Thursday, October 4, 2007

PFC Poin

"From his position at D Company headquarters, Lt. Baglietto, the platoon leader, jumped into the cab of the first convenient truck. Privates Amos Grizzard and Bob Davis and PFC Lorenzo Poin leaped on board as he drove past the infantry officers and troops that were frantically getting themselves assembled into the proper units and digging in. Baglietto gunned the truck through artillery and machine gun fire for 500 yards until they reached the guns. With a few of the gun crew, they piled the 350-pound mortars into the truck bed and roared back. The guns were back in action before night fell."

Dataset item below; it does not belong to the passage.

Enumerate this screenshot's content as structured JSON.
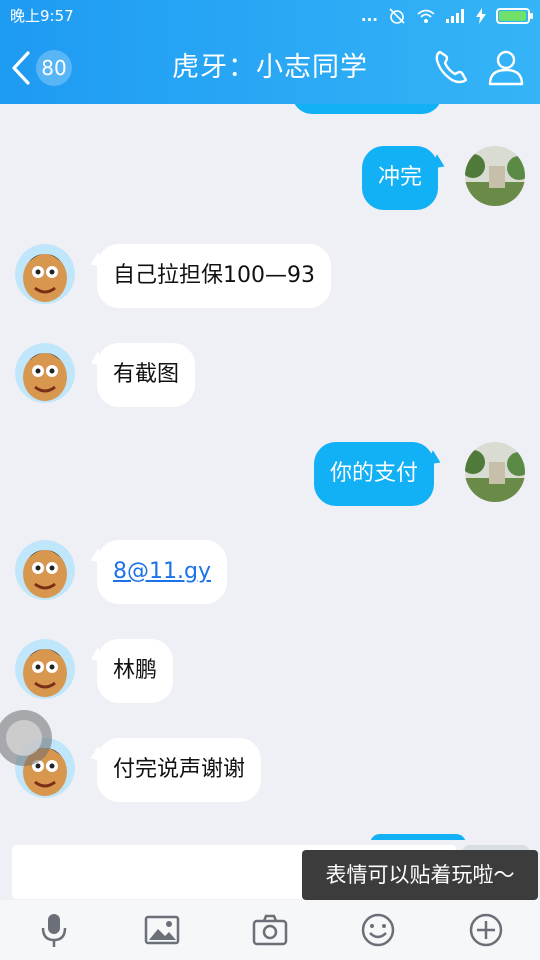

This, according to one trigger-happy Chemical Weapons expert, is how my grandfather got his medals. (He didn't mention that the truck drove over a land mine on the way back to their encampment, killing and/or wounding everyone on it, including my Nonu.) He was too busy being impressed by the way that, "Carefully protected, [German soldiers] fell in thousands to 4.2 shells which dropped high explosive and searing white phosphorous nearly straight down into their midst with a suddenness that left survivors confused and demoralized." He also didn't mention, and probably didn't know, that my grandfather was saved and brought to a hospital by a German soldier.

My grandfather was demoted to PFC when his troop commander told him to drive a truck across an encampment with no lights (so as not to alert the Germans). There were men sleeping on the ground, so he said no. I guess they got someone else to do it.

If you'd asked my grandfather what he thought of the war, he'd say, "Patton was a butcher."